The content of the festival demonstrated how Veganism is far from limiting. From enticing chocolate truffles and cakes, to oils, spices and teas, it was easy to forget that it wasn’t a typical Food Festival. The sights and smells were similar, yet the familiar BBQ, standard of any festival, was this time providing Vegan hotdogs. The companies and stall owners were all passionate in explaining their unique products, which offered ethical and often healthier,Vegan alternatives. For example, the Vegan cheese made with Soya milk had both strong flavour and texture, and offered a realistic alternative for cheese lovers reluctant to give up dairy. The stands showed just how creative people can be in creating innovative products in order to change their diets and lifestyles. My personal favourite were the Tacos which used mince made from Jackfruit. Overall the stalls displayed diversity and experimentation, rather than the usual connotations of blandness and restriction that Veganism can incite.
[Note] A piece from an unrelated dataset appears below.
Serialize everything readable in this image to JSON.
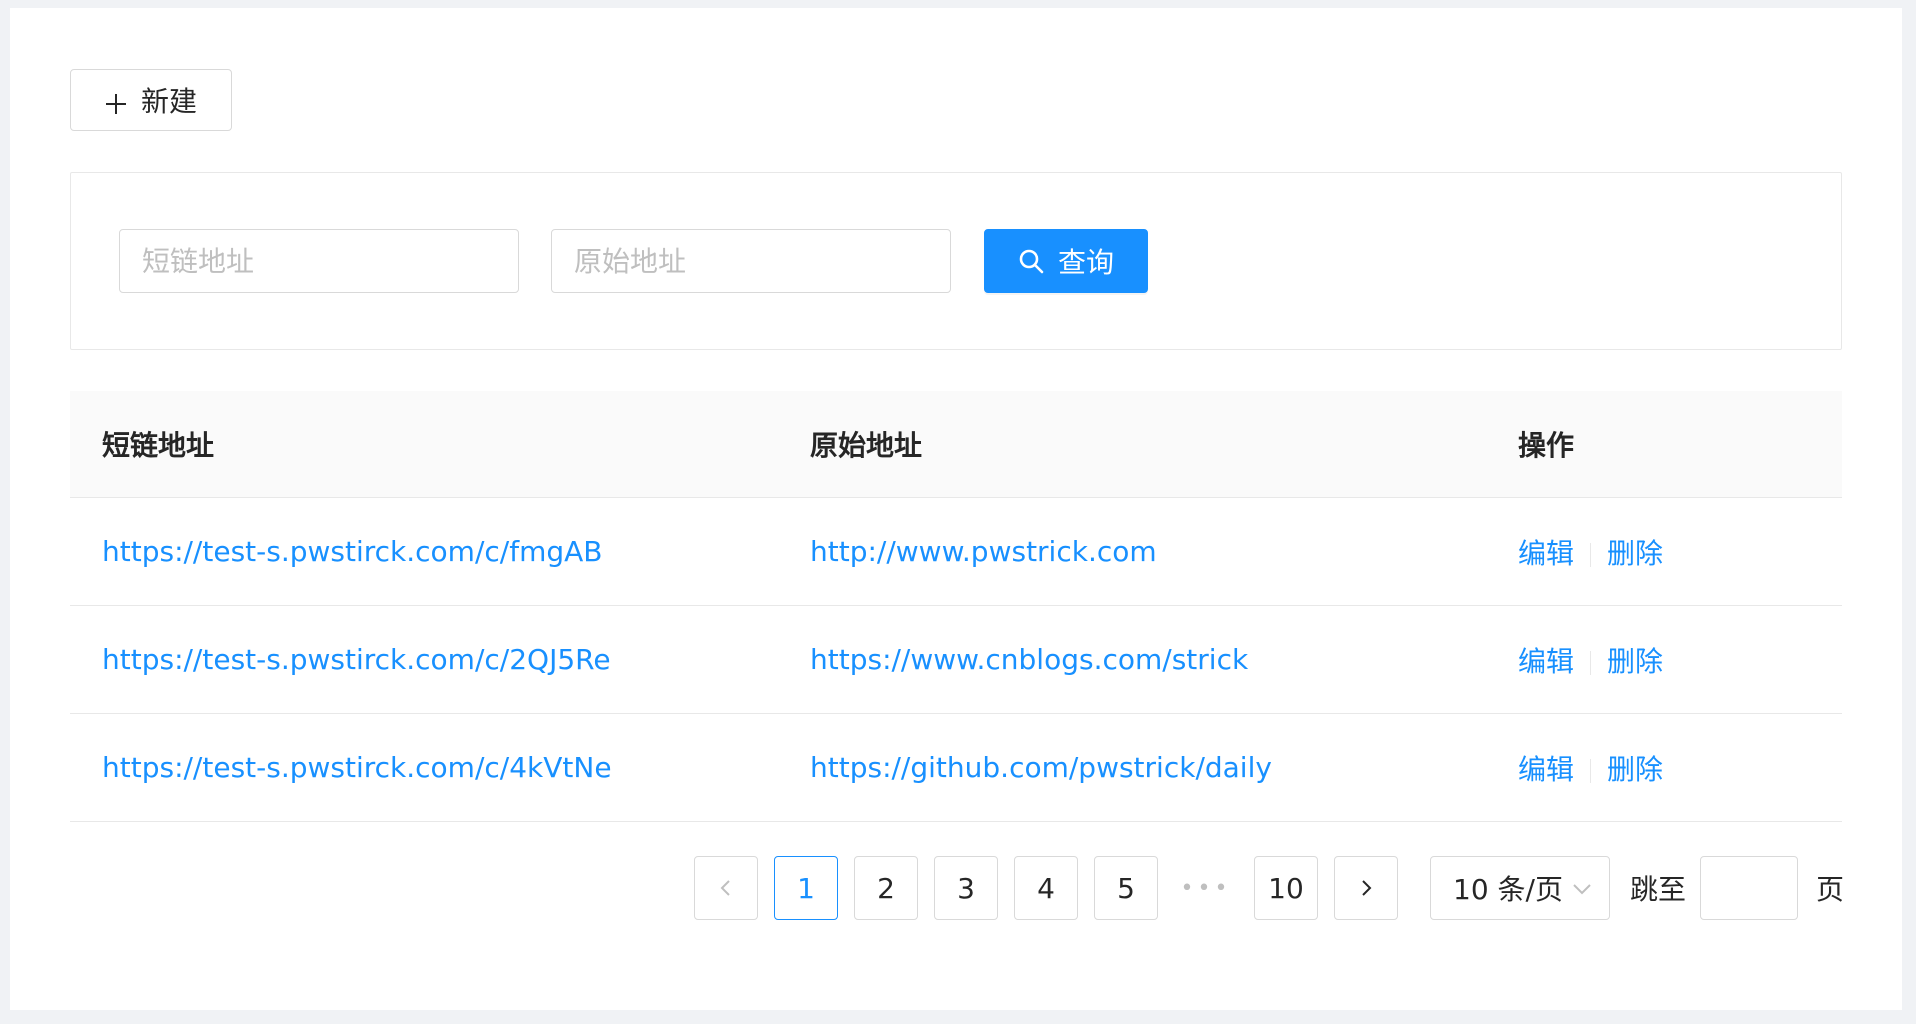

The Festival also offered a whole alternative lifestyle, with vegan clothes, make up and health products. I felt a sense of guilt in realising how much of what we consume and use daily (outside of food) still has such strong issues of animal welfare and environmental impact tied up in them. Products that had never occurred to me to be damaging appeared to be so, such as commonplace Paraffin candles which can easily be replaced with Eco soy wax candles which are more ethical and don’t have health risks. If anything, the Festival demonstrated how many sins we unknowingly commit in the consumerist world.
The only problem was money, or lack of, in the case of students. Sadly, to feel you are making a difference and partaking of the full ethical Vegan lifestyle you need to be willing to spend a bit of extra money with each item. In this sense, Veganism still seems to be marginalised as something expensive and out of reach. However the impressive scale and turn out of the Yorkshire Vegan Festival seems to indicate that hand-made, cruelty free and all importantly Vegan products don’t have to be a novelty and could potentially be made widely available for all.